Ahora bien, la Mezquita-Catedral de Córdoba es el principal atractivo de todos los que tiene Córdoba, que son muchos. Uno de ellos son las estrechas callejuelas de su Judería. La cuesta del Bailío o el callejón de las Siete Cabezas son algunos de esos lugares, que parecen embrujados por un encanto antiguo. Y qué decir de la calleja de las Flores. A mediados del siglo pasado se tomó la decisión de encalar sus casas encaladas y empedrar el suelo, y se dio el aspecto definitivo a una de las calles más bonitas de España, donde el blanco de las paredes combina a la perfección con el rojo y verde de los geranios y el azul añil de las macetas.

Desde esta calleja icónica, podrás contemplar la maravillosa vista de la torre del Campanario de la Mezquita-Catedral. Es cierto que el lugar es tan embriagador que será difícil encontrarlo sin turistas, pero aun así, merece la pena que pases por allí. Sobre todo si eres capaz de visitarla a primerísima hora de la mañana, cuando el casco antiguo aún es un remanso de paz todavía a salvo del ajetreo diario.

Y ya que estás por la zona, a escasos metros tienes una coqueta plazuela en forma de octágono, recogida y a la sombra, dominada por una fuente que convierte el lugar en el punto perfecto para hacer un alto en el camino y tomar unos minutos de descanso y silencio.

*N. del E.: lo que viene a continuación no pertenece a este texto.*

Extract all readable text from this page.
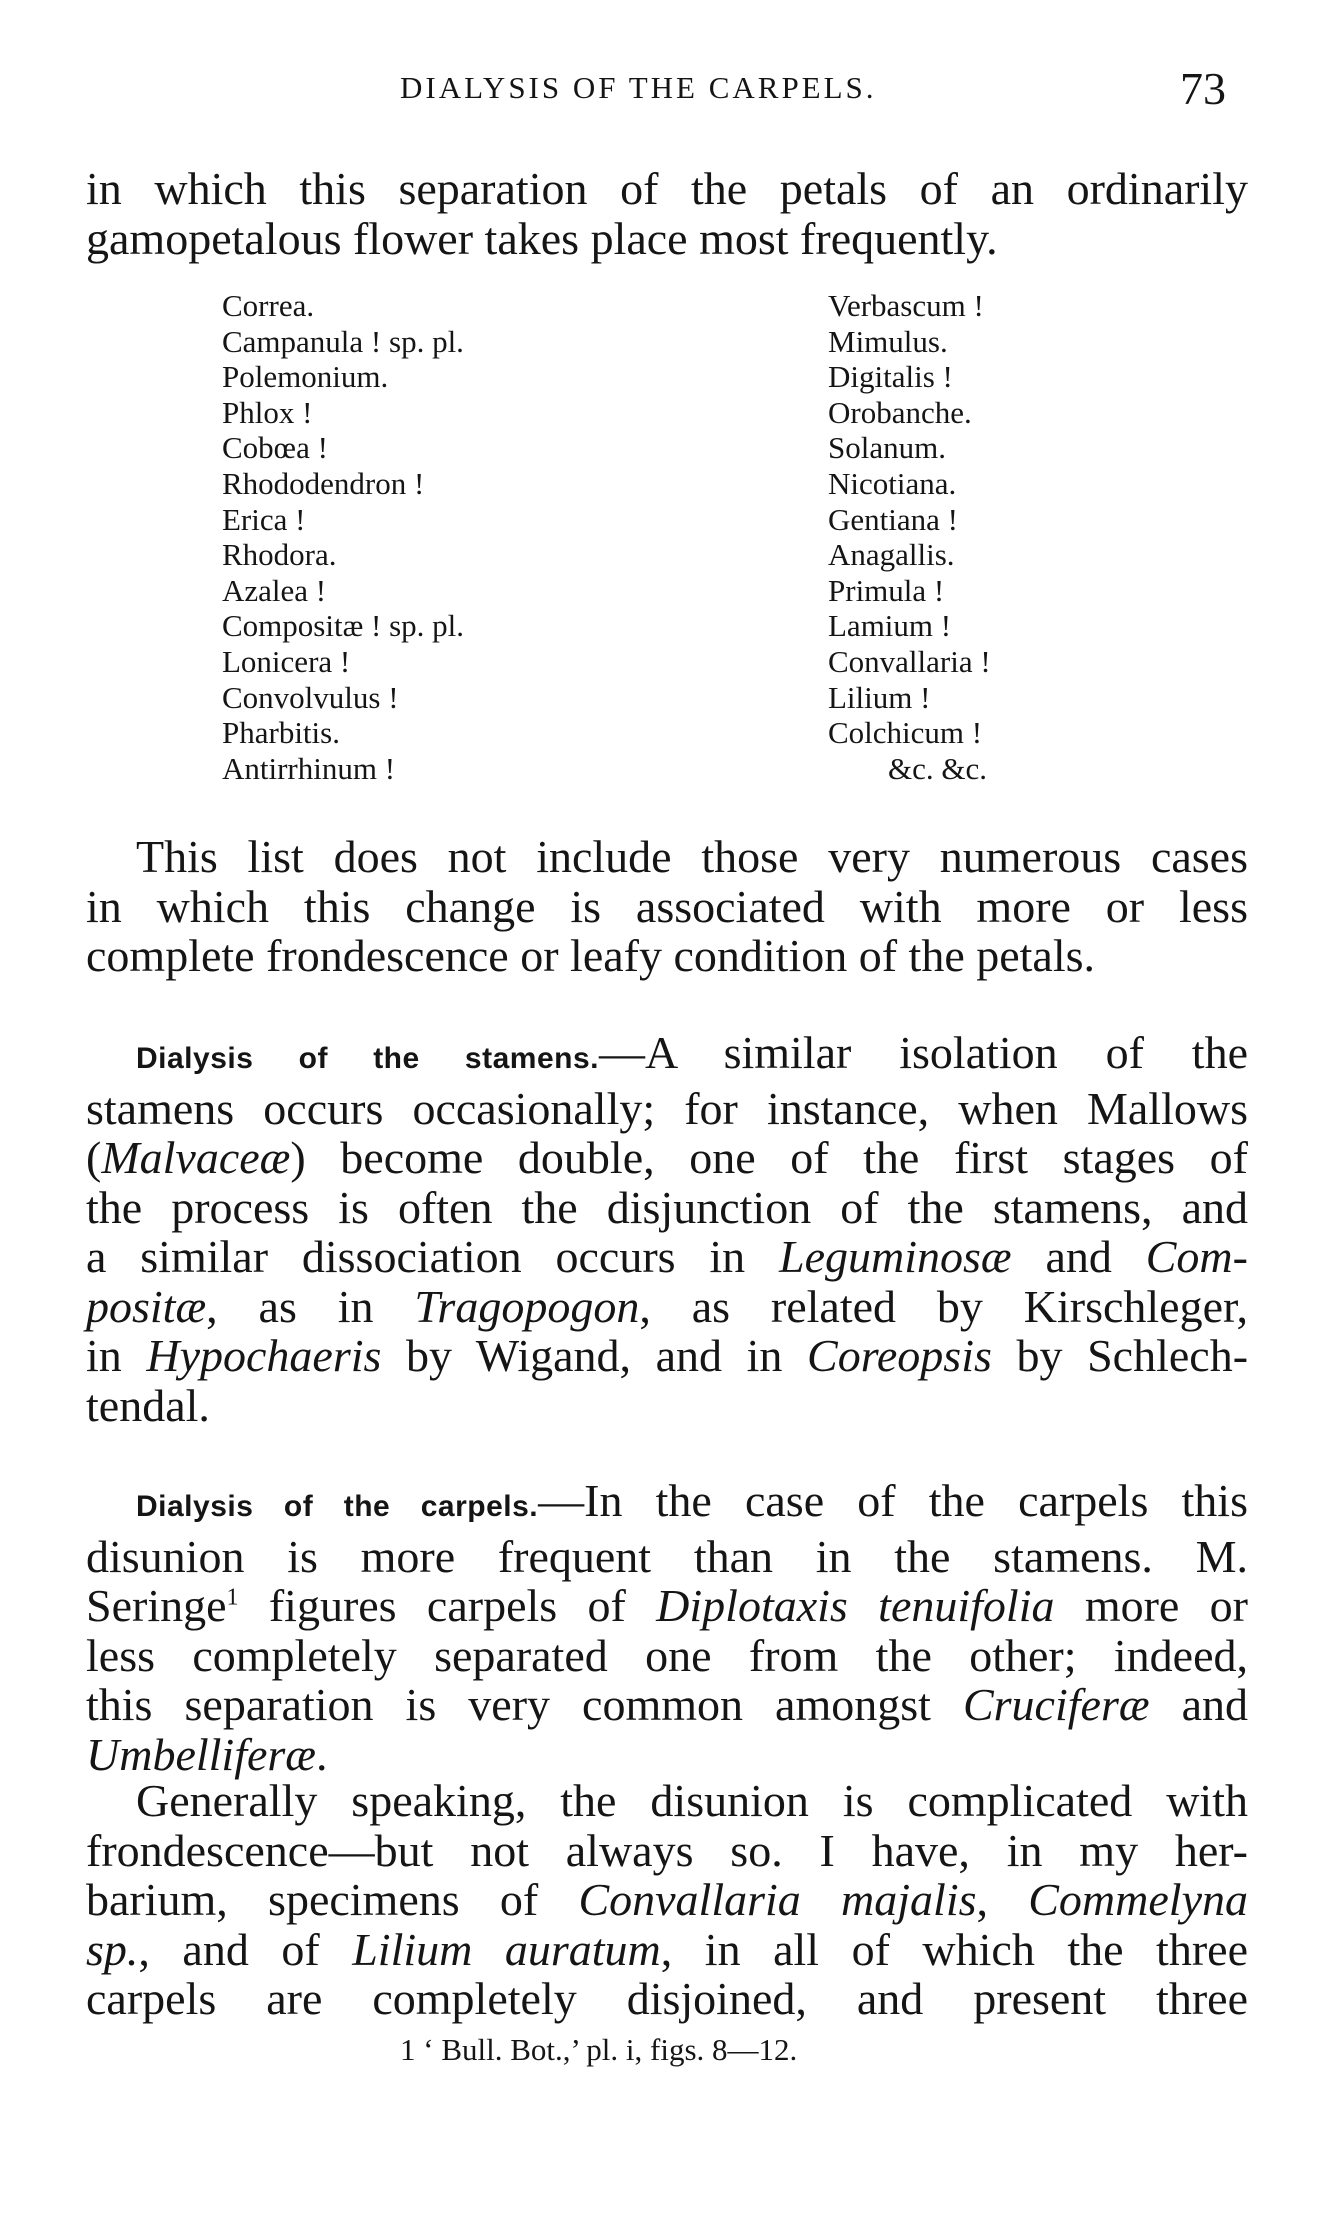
DIALYSIS OF THE CARPELS.	73
in which this separation of the petals of an ordinarily
gamopetalous flower takes place most frequently.
Correa.
Campanula ! sp. pl.
Polemonium.
Phlox !
Cobœa !
Rhododendron !
Erica !
Rhodora.
Azalea !
Compositæ ! sp. pl.
Lonicera !
Convolvulus !
Pharbitis.
Antirrhinum !
Verbascum !
Mimulus.
Digitalis !
Orobanche.
Solanum.
Nicotiana.
Gentiana !
Anagallis.
Primula !
Lamium !
Convallaria !
Lilium !
Colchicum !
&c. &c.
This list does not include those very numerous cases
in which this change is associated with more or less
complete frondescence or leafy condition of the petals.
Dialysis of the stamens.—A similar isolation of the
stamens occurs occasionally; for instance, when Mallows
(Malvaceæ) become double, one of the first stages of
the process is often the disjunction of the stamens, and
a similar dissociation occurs in Leguminosæ and Com-
positæ, as in Tragopogon, as related by Kirschleger,
in Hypochaeris by Wigand, and in Coreopsis by Schlech-
tendal.
Dialysis of the carpels.—In the case of the carpels this
disunion is more frequent than in the stamens. M.
Seringe$^1$ figures carpels of Diplotaxis tenuifolia more or
less completely separated one from the other; indeed,
this separation is very common amongst Cruciferæ and
Umbelliferæ.
Generally speaking, the disunion is complicated with
frondescence—but not always so. I have, in my her-
barium, specimens of Convallaria majalis, Commelyna
sp., and of Lilium auratum, in all of which the three
carpels are completely disjoined, and present three
1 ‘ Bull. Bot.,’ pl. i, figs. 8—12.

Un paseo nocturno por el Puente Romano

La otra sugerencia que hoy te hacemos es la de que reserves una tarde o una noche simplemente para pasear por la orilla del Guadalquivir y cruzar el fabuloso Puente Romano. El puente une el barrio del Campo de la Verdad con el barrio de la Catedral. Construido en el siglo I, durante veinte siglos fue el único puente que permitía cruzar el río a su paso por Córdoba. ¡Imagina cuántos lo han cruzado antes que tú!

Por último, no olvides darte una vuelta por la Plaza de la Corredera o la Plaza de las Tendillas, y degustar algunos de los platos genuinamente cordobeses. ¡No puedes pasar por Córdoba sin probar el salmorejo y los flamenquines!